Counting the solutions to Boolean formulae defines the problem #SAT, which is complete for the complexity class #P. We use the ZH-calculus, a universal and complete graphical language for linear maps which naturally encodes counting problems in terms of diagrams, to give graphical reductions from #SAT to several related counting problems. Some of these graphical reductions, like to #2SAT, are substantially simpler than known reductions via the matrix permanent. Additionally, our approach allows us to consider the case of counting solutions modulo an integer on equal footing.
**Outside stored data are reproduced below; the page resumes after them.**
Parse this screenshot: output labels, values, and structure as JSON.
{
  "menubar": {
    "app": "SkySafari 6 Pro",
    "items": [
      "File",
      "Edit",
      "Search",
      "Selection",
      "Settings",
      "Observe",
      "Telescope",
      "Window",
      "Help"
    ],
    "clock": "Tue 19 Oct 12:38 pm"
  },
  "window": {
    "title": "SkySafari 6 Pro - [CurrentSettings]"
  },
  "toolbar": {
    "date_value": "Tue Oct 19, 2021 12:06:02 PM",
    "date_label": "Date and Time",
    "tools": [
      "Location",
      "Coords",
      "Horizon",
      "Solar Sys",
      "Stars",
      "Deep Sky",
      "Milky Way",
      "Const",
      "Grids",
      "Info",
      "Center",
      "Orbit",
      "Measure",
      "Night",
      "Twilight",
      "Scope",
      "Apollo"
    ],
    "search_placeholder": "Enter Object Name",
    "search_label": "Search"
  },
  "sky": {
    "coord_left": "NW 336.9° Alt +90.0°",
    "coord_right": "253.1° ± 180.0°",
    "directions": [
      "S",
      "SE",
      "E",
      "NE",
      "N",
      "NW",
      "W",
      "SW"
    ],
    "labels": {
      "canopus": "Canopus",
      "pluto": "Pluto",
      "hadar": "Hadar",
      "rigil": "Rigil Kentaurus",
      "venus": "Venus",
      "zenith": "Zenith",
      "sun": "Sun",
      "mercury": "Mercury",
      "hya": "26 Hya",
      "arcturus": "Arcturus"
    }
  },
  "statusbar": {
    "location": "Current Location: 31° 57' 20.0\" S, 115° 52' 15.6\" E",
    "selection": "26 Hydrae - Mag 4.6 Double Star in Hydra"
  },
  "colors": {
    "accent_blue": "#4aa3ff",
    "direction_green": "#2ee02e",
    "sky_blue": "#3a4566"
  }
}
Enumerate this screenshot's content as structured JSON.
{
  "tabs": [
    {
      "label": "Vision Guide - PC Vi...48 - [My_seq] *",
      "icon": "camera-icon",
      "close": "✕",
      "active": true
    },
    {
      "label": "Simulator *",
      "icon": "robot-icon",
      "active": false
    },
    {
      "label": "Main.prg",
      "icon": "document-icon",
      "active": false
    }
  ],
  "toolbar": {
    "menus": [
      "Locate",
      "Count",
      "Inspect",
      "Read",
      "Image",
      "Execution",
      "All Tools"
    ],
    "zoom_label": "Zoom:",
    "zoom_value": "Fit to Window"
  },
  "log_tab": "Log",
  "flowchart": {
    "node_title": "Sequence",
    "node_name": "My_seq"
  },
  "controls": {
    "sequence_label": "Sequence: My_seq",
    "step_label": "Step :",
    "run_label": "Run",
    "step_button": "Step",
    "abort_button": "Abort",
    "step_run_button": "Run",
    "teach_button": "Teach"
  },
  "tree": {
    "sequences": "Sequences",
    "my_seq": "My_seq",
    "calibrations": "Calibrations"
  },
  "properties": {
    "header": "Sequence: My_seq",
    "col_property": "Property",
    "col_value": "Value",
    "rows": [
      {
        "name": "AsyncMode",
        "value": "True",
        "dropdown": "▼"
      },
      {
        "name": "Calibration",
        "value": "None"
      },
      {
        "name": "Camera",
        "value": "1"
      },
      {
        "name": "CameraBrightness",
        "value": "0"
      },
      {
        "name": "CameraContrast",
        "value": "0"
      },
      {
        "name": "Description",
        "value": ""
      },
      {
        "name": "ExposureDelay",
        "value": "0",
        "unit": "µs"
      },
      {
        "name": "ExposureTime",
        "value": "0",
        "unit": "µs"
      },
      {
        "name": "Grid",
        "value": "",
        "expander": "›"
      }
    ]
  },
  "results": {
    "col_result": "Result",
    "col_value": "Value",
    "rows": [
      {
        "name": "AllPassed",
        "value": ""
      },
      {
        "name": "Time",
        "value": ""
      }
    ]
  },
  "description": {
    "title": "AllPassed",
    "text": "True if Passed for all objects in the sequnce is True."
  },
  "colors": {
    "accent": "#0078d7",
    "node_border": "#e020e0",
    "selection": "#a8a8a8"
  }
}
Finally, since the ZH-calculus was originally introduced to reason about quantum computing, we show that the problem of evaluating ZH-diagrams in the fragment corresponding to the Clifford+T gateset, is in $FP^{\#P}$. Our results show that graphical calculi represent an intuitive and useful framework for reasoning about counting problems.

翻译：布尔公式解的计数问题定义了#SAT，该问题是复杂度类#P的完全问题。我们使用ZH演算——一种通用且完备的线性映射图形语言，通过图解自然编码计数问题——给出从#SAT到若干相关计数问题的图形归约。其中部分图形归约（如到#2SAT的归约）比已知的通过矩阵积和式进行的归约更简洁。此外，我们的方法能够统一处理模整数解计数问题。最后，由于ZH演算最初是为量子计算推理而引入，我们证明：对应于Clifford+T量子门集的ZH图计算问题属于$FP^{\#P}$。研究结果表明，图解演算为推理计数问题提供了直观且实用的框架。